"Please, please say no more!" begged Genevieve, her eyes bright with tears of distress. "I regard you too highly. You have my utmost esteem, my respect and friendship, my—you see he has taught me to be sincere—you have my affection. Dear friend, I shall be perfectly candid. I was a silly girl. I had never sensed the realities of life. I had a young girl's covetousness of a coronet—of a title. Yet that was not all. I felt a warm regard for you. Had you spoken before I met him, before I learned to know him—"
"Before you knew him? Then you still—? The contrast of civilization—of your own environment—has made no difference?"
"I do not say that. Yet it is not in the manner you suppose." She looked away, with a piteous attempt to smile. "It's strange how much pain can be caused by the slightest shadow of a doubt."
"Miss Genevieve! I—I shall never be able to forgive myself! For me to have said a word—it was despicable!"

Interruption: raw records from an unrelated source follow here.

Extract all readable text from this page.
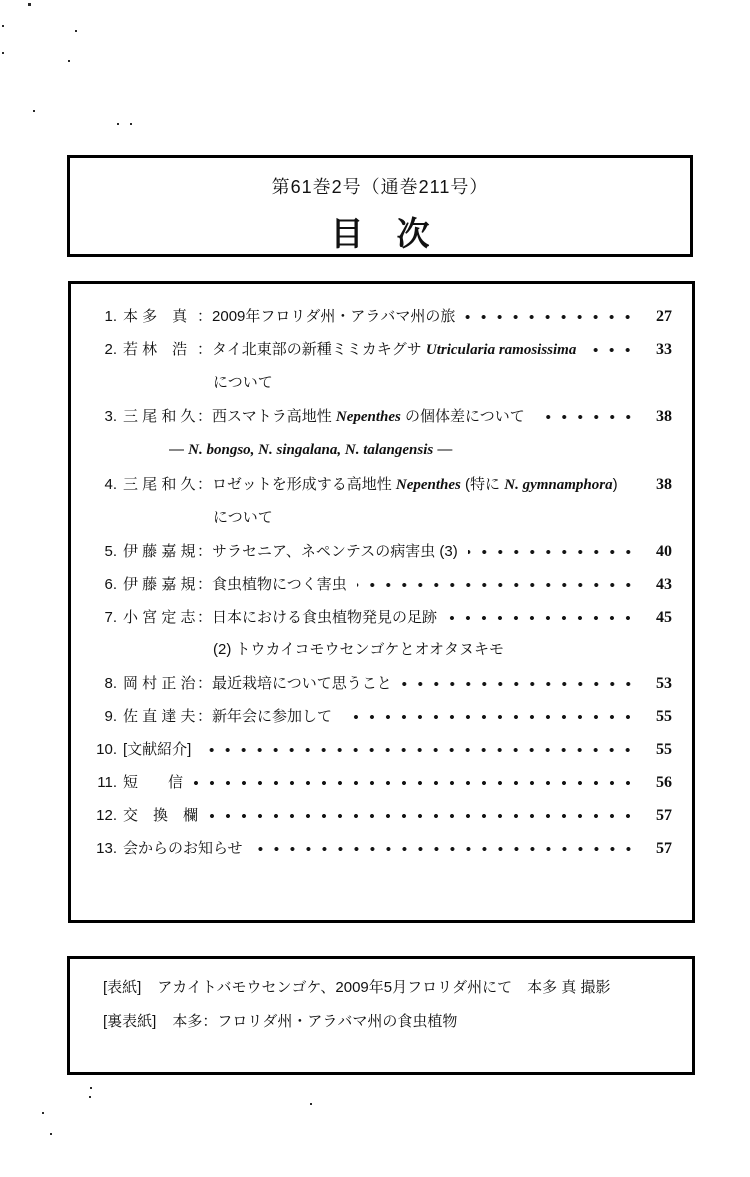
第61巻2号（通巻211号）
目　次
1. 本 多　真 ： 2009年フロリダ州・アラバマ州の旅	27
2. 若 林　浩 ： タイ北東部の新種ミミカキグサ Utricularia ramosissima	33
について
3. 三 尾 和 久 ： 西スマトラ高地性 Nepenthes の個体差について	38
― N. bongso, N. singalana, N. talangensis ―
4. 三 尾 和 久 ： ロゼットを形成する高地性 Nepenthes (特に N. gymnamphora)	38
について
5. 伊 藤 嘉 規 ： サラセニア、ネペンテスの病害虫 (3)	40
6. 伊 藤 嘉 規 ： 食虫植物につく害虫	43
7. 小 宮 定 志 ： 日本における食虫植物発見の足跡	45
(2) トウカイコモウセンゴケとオオタヌキモ
8. 岡 村 正 治 ： 最近栽培について思うこと	53
9. 佐 直 達 夫 ： 新年会に参加して	55
10. [文献紹介]	55
11. 短　　信	56
12. 交　換　欄	57
13. 会からのお知らせ	57
[表紙] アカイトバモウセンゴケ、2009年5月フロリダ州にて　本多 真 撮影
[裏表紙] 本多：フロリダ州・アラバマ州の食虫植物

"No, do not say it. Can you think me capable of misunderstanding? Dear friend, I esteem you all the more for what I know it must have cost you. But no; what I spoke of was something that was already in my own mind."

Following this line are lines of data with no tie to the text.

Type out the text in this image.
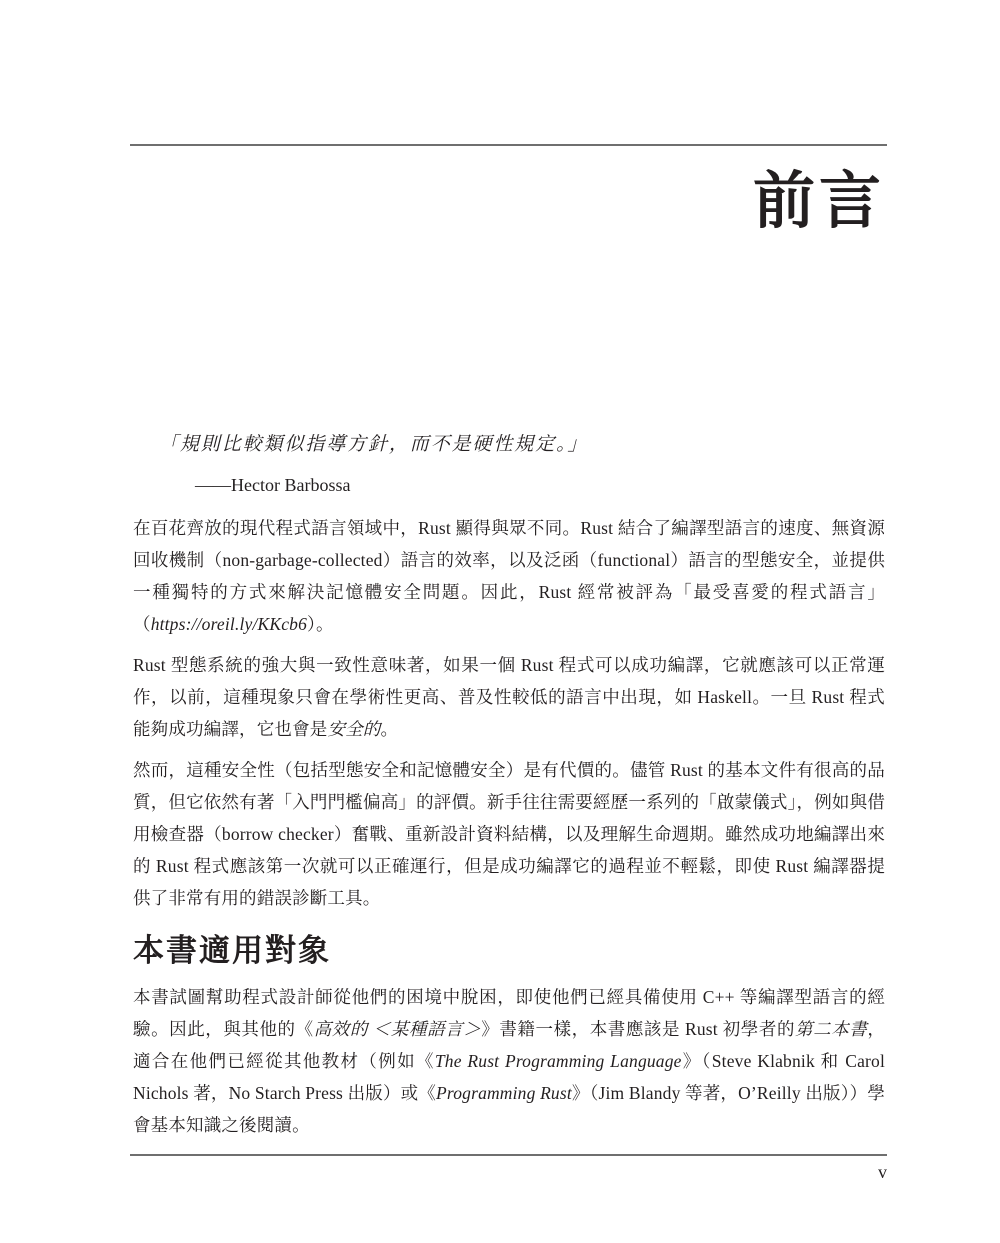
前言
「規則比較類似指導方針，而不是硬性規定。」
——Hector Barbossa

在百花齊放的現代程式語言領域中，Rust 顯得與眾不同。Rust 結合了編譯型語言的速度、無資源回收機制（non-garbage-collected）語言的效率，以及泛函（functional）語言的型態安全，並提供一種獨特的方式來解決記憶體安全問題。因此，Rust 經常被評為「最受喜愛的程式語言」（https://oreil.ly/KKcb6）。

Rust 型態系統的強大與一致性意味著，如果一個 Rust 程式可以成功編譯，它就應該可以正常運作，以前，這種現象只會在學術性更高、普及性較低的語言中出現，如 Haskell。一旦 Rust 程式能夠成功編譯，它也會是安全的。

然而，這種安全性（包括型態安全和記憶體安全）是有代價的。儘管 Rust 的基本文件有很高的品質，但它依然有著「入門門檻偏高」的評價。新手往往需要經歷一系列的「啟蒙儀式」，例如與借用檢查器（borrow checker）奮戰、重新設計資料結構，以及理解生命週期。雖然成功地編譯出來的 Rust 程式應該第一次就可以正確運行，但是成功編譯它的過程並不輕鬆，即使 Rust 編譯器提供了非常有用的錯誤診斷工具。

本書適用對象

本書試圖幫助程式設計師從他們的困境中脫困，即使他們已經具備使用 C++ 等編譯型語言的經驗。因此，與其他的《高效的 ＜某種語言＞》書籍一樣，本書應該是 Rust 初學者的第二本書，適合在他們已經從其他教材（例如《The Rust Programming Language》（Steve Klabnik 和 Carol Nichols 著，No Starch Press 出版）或《Programming Rust》（Jim Blandy 等著，O’Reilly 出版））學會基本知識之後閱讀。

v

"Ah—then you, too—Miss Genevieve, it's been so good of you. Let me beg that you do not consider this as final."
"But I can promise you nothing. It would not be right to you."
"I ask only that you do not consider this final. You have admitted a shadow of a doubt. With your permission, I propose to wait until you have solved that doubt. You have given me cause to hope that, were it not for him—"
"It is not right for me to give you the slightest hope."
"But I take it. Meantime, no more annoyance to you. We'll be jolly good friends, no more. You take me?"